La ville de Goma, chef-lieu de la province du Nord-Kivu, a été une nouvelle fois secouée par un drame d’une cruauté inouïe.
Un homme d’une trentaine d’années, identifié sous le prénom de Sylvain, a succombé à ses blessures après avoir été poignardé par un vendeur de viande grillée, dans l’après-midi du lundi 1er décembre 2025.
Une altercation banale qui tourne au drame
Selon plusieurs témoignages recueillis sur place, tout serait parti d’une dispute autour d’une somme dérisoire de 500 francs congolais. La victime aurait consommé quelques morceaux de viande grillée avant de constater, au moment de payer, que l’argent qu’il pensait avoir dans ses poches avait disparu.
Un témoin rencontré au quartier Kyeshero, dans la commune de Goma, revient sur la scène :
« À l’endroit communément appelé Banalu, le monsieur Sylvain a mangé pour 500FC. Lorsqu’il a voulu payer, il n’a pas retrouvé son argent. Le vendeur s’est emporté et, après une brève dispute, il l’a poignardé d’un coup de couteau. Sylvain est tombé directement. »
La blessure, profonde, n’a laissé aucune chance à la victime. Il est décédé quelques minutes plus tard, malgré l’intervention des habitants attroupés autour du lieu du drame.
Fuite du présumé auteur et ouverture d’enquête
D’après les informations recueillies par nos sources locales, le jeune vendeur incriminé a immédiatement pris la fuite après avoir porté le coup fatal. Sa localisation reste inconnue à ce stade.
Le quartier Kyeshero se trouvant actuellement sous contrôle de l’AFC-M23, ce sont les éléments de ce mouvement qui ont ouvert une enquête pour retrouver le fugitif et établir les responsabilités.

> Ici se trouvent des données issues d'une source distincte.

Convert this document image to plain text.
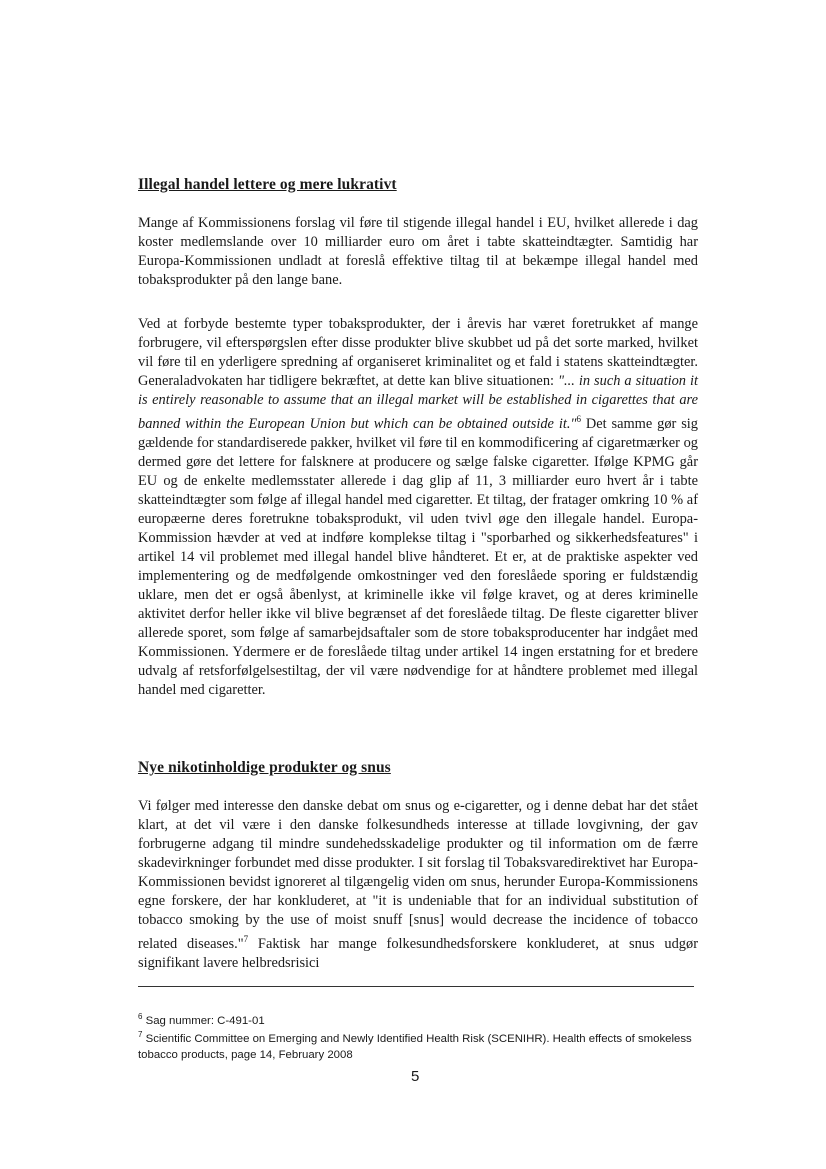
Illegal handel lettere og mere lukrativt

Mange af Kommissionens forslag vil føre til stigende illegal handel i EU, hvilket allerede i dag koster medlemslande over 10 milliarder euro om året i tabte skatteindtægter. Samtidig har Europa-Kommissionen undladt at foreslå effektive tiltag til at bekæmpe illegal handel med tobaksprodukter på den lange bane.

Ved at forbyde bestemte typer tobaksprodukter, der i årevis har været foretrukket af mange forbrugere, vil efterspørgslen efter disse produkter blive skubbet ud på det sorte marked, hvilket vil føre til en yderligere spredning af organiseret kriminalitet og et fald i statens skatteindtægter. Generaladvokaten har tidligere bekræftet, at dette kan blive situationen: "... in such a situation it is entirely reasonable to assume that an illegal market will be established in cigarettes that are banned within the European Union but which can be obtained outside it."$^6$ Det samme gør sig gældende for standardiserede pakker, hvilket vil føre til en kommodificering af cigaretmærker og dermed gøre det lettere for falsknere at producere og sælge falske cigaretter. Ifølge KPMG går EU og de enkelte medlemsstater allerede i dag glip af 11, 3 milliarder euro hvert år i tabte skatteindtægter som følge af illegal handel med cigaretter. Et tiltag, der fratager omkring 10 % af europæerne deres foretrukne tobaksprodukt, vil uden tvivl øge den illegale handel. Europa-Kommission hævder at ved at indføre komplekse tiltag i "sporbarhed og sikkerhedsfeatures" i artikel 14 vil problemet med illegal handel blive håndteret. Et er, at de praktiske aspekter ved implementering og de medfølgende omkostninger ved den foreslåede sporing er fuldstændig uklare, men det er også åbenlyst, at kriminelle ikke vil følge kravet, og at deres kriminelle aktivitet derfor heller ikke vil blive begrænset af det foreslåede tiltag. De fleste cigaretter bliver allerede sporet, som følge af samarbejdsaftaler som de store tobaksproducenter har indgået med Kommissionen. Ydermere er de foreslåede tiltag under artikel 14 ingen erstatning for et bredere udvalg af retsforfølgelsestiltag, der vil være nødvendige for at håndtere problemet med illegal handel med cigaretter.

Nye nikotinholdige produkter og snus

Vi følger med interesse den danske debat om snus og e-cigaretter, og i denne debat har det stået klart, at det vil være i den danske folkesundheds interesse at tillade lovgivning, der gav forbrugerne adgang til mindre sundehedsskadelige produkter og til information om de færre skadevirkninger forbundet med disse produkter. I sit forslag til Tobaksvaredirektivet har Europa-Kommissionen bevidst ignoreret al tilgængelig viden om snus, herunder Europa-Kommissionens egne forskere, der har konkluderet, at "it is undeniable that for an individual substitution of tobacco smoking by the use of moist snuff [snus] would decrease the incidence of tobacco related diseases."$^7$ Faktisk har mange folkesundhedsforskere konkluderet, at snus udgør signifikant lavere helbredsrisici

$^6$ Sag nummer: C-491-01
$^7$ Scientific Committee on Emerging and Newly Identified Health Risk (SCENIHR). Health effects of smokeless tobacco products, page 14, February 2008
5
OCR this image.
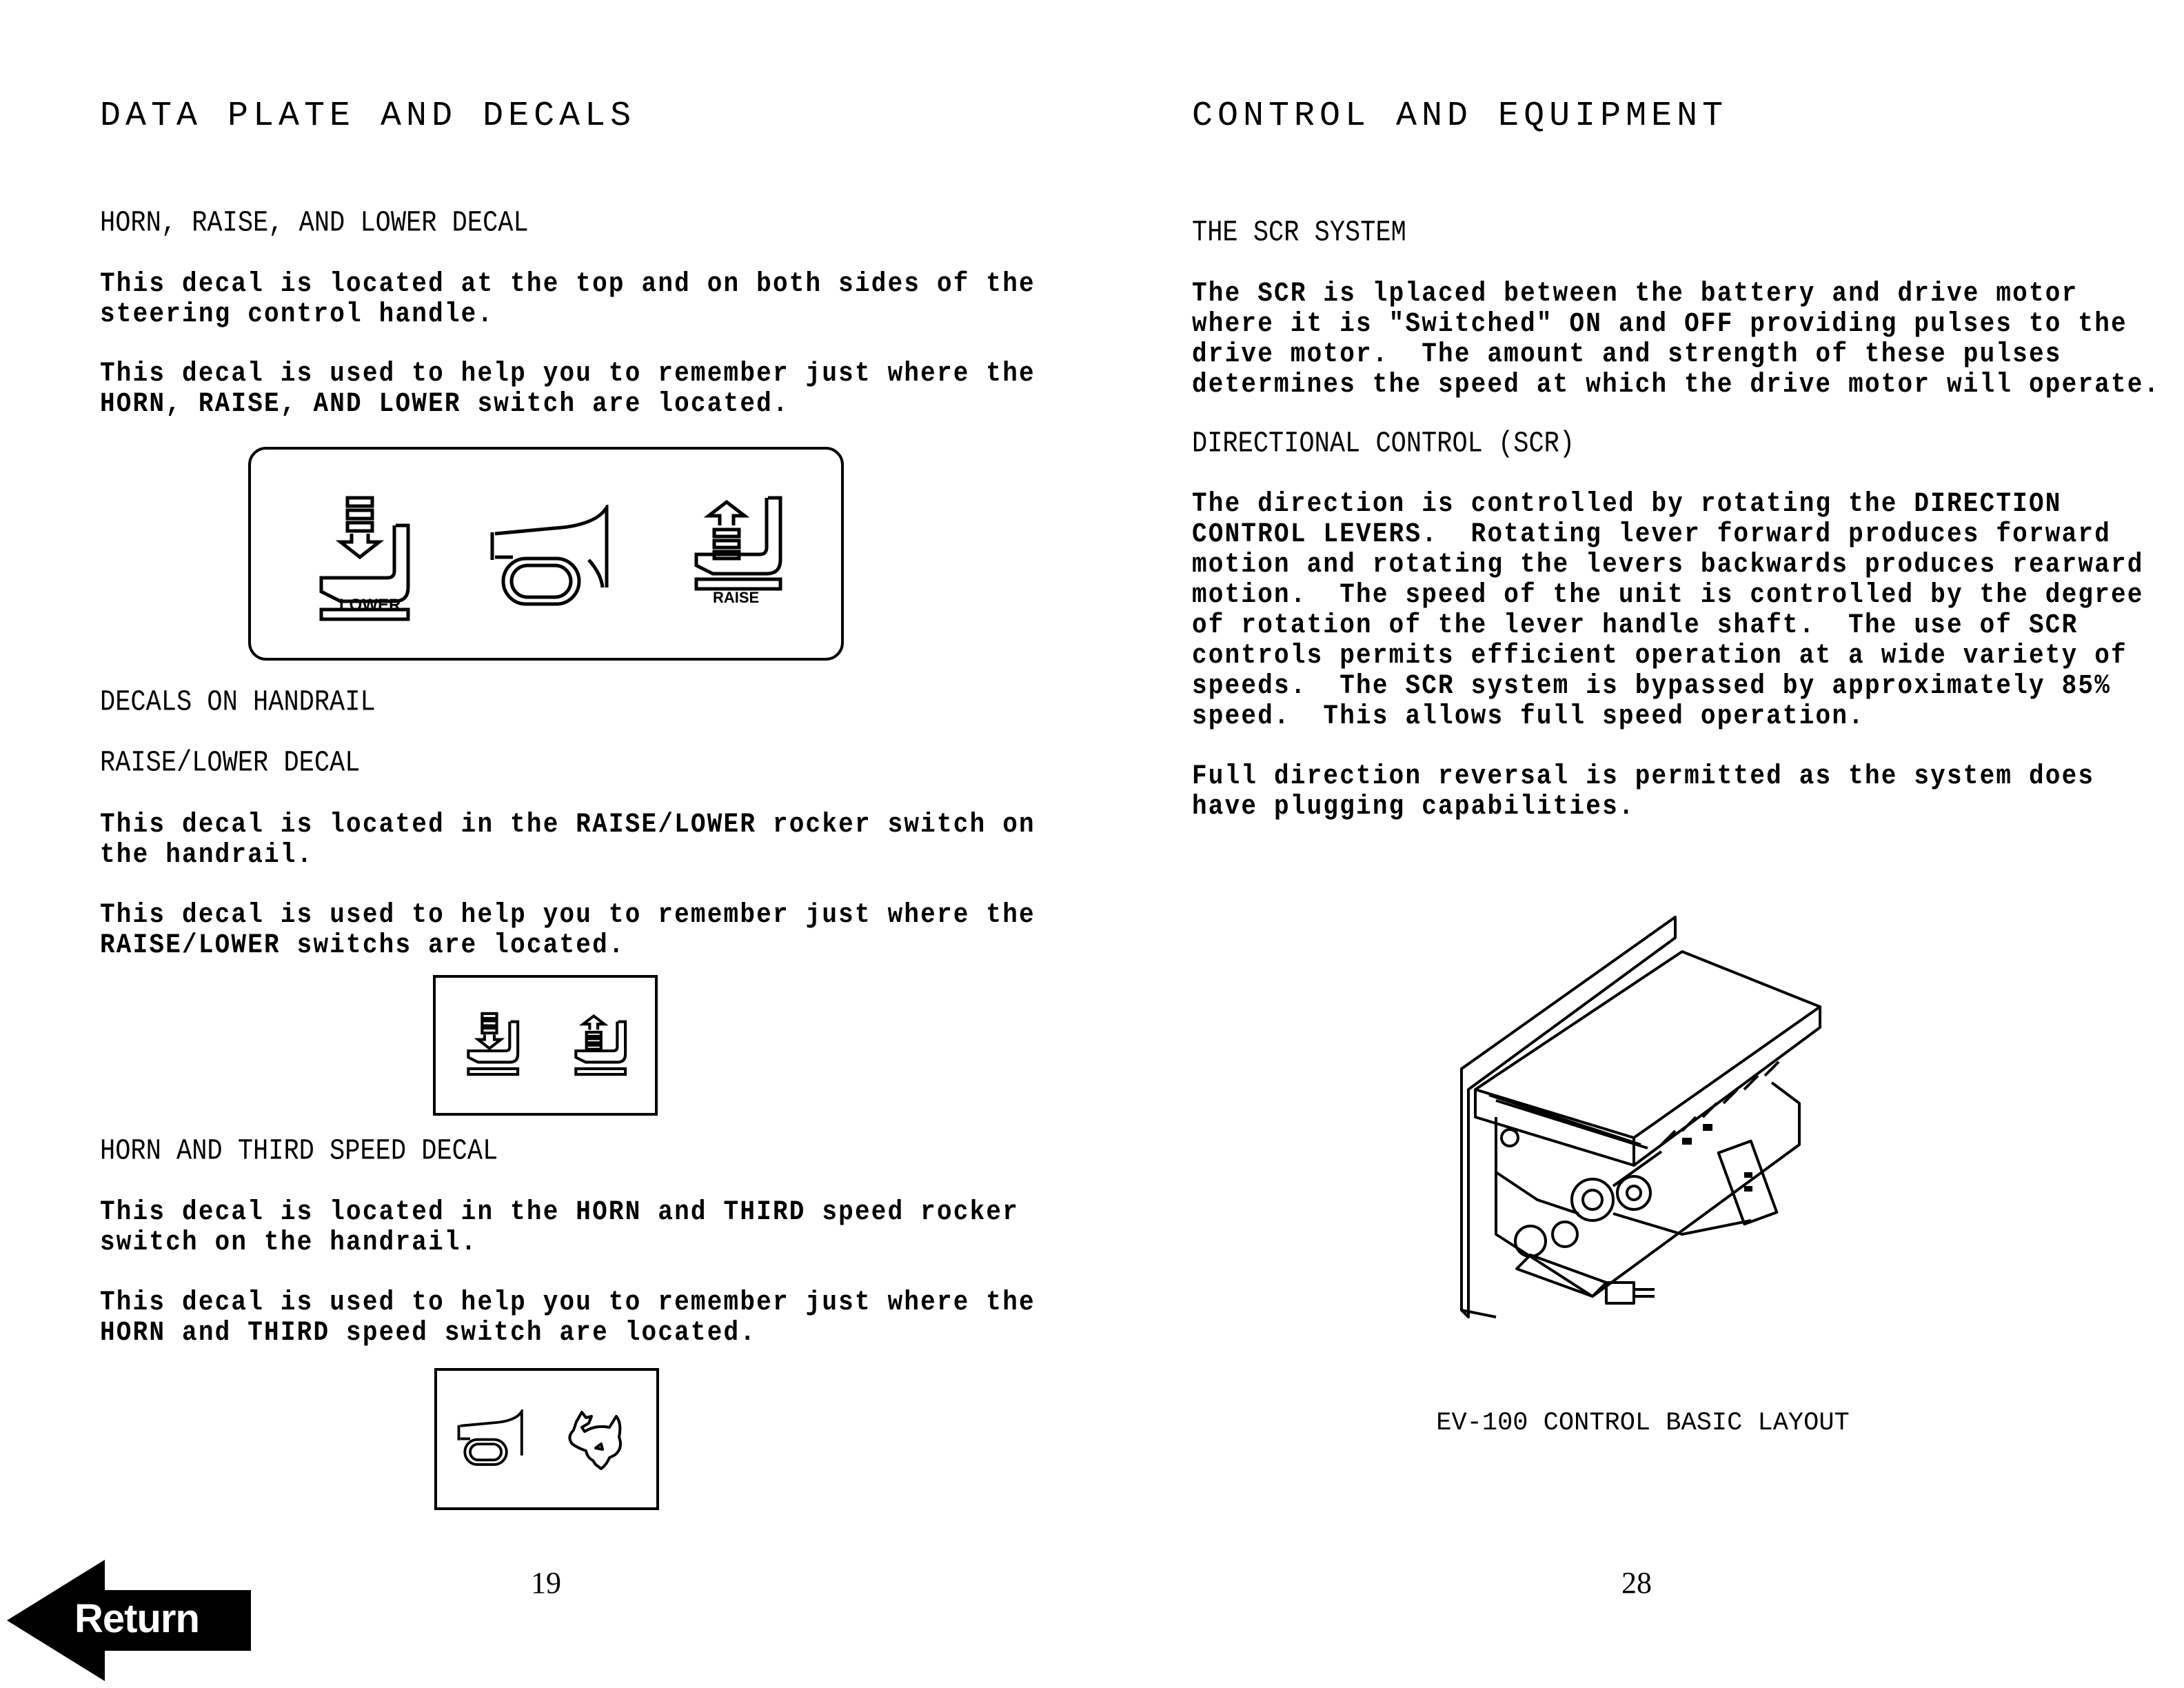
DATA PLATE AND DECALS
HORN, RAISE, AND LOWER DECAL
This decal is located at the top and on both sides of the
steering control handle.
This decal is used to help you to remember just where the
HORN, RAISE, AND LOWER switch are located.
LOWER	RAISE
DECALS ON HANDRAIL
RAISE/LOWER DECAL
This decal is located in the RAISE/LOWER rocker switch on
the handrail.
This decal is used to help you to remember just where the
RAISE/LOWER switchs are located.
HORN AND THIRD SPEED DECAL
This decal is located in the HORN and THIRD speed rocker
switch on the handrail.
This decal is used to help you to remember just where the
HORN and THIRD speed switch are located.
19
Return
CONTROL AND EQUIPMENT
THE SCR SYSTEM
The SCR is lplaced between the battery and drive motor
where it is "Switched" ON and OFF providing pulses to the
drive motor.  The amount and strength of these pulses
determines the speed at which the drive motor will operate.
DIRECTIONAL CONTROL (SCR)
The direction is controlled by rotating the DIRECTION
CONTROL LEVERS.  Rotating lever forward produces forward
motion and rotating the levers backwards produces rearward
motion.  The speed of the unit is controlled by the degree
of rotation of the lever handle shaft.  The use of SCR
controls permits efficient operation at a wide variety of
speeds.  The SCR system is bypassed by approximately 85%
speed.  This allows full speed operation.
Full direction reversal is permitted as the system does
have plugging capabilities.
EV-100 CONTROL BASIC LAYOUT
28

Un drame révélateur des tensions sociales
Cet incident, survenu pour une somme insignifiante, relance les débats sur l’insécurité, la pression économique et la montée de la violence dans les quartiers populaires de Goma. La population, choquée, déplore qu’une simple incompréhension liée à un paiement puisse conduire à la perte d’une vie humaine.
« La vie humaine ne vaut plus rien ici. Mourir pour 500FC ? C’est incompréhensible et inacceptable », s’indigne un habitant de Kyeshero.
Appel à des mesures préventives
Les leaders communautaires interpellent les autorités locales quel que soit l’acteur contrôlant les zones afin de renforcer l’ordre public, sensibiliser les jeunes vendeurs et protéger les civils, particulièrement dans les zones urbaines où la misère et la méfiance alimentent les tensions.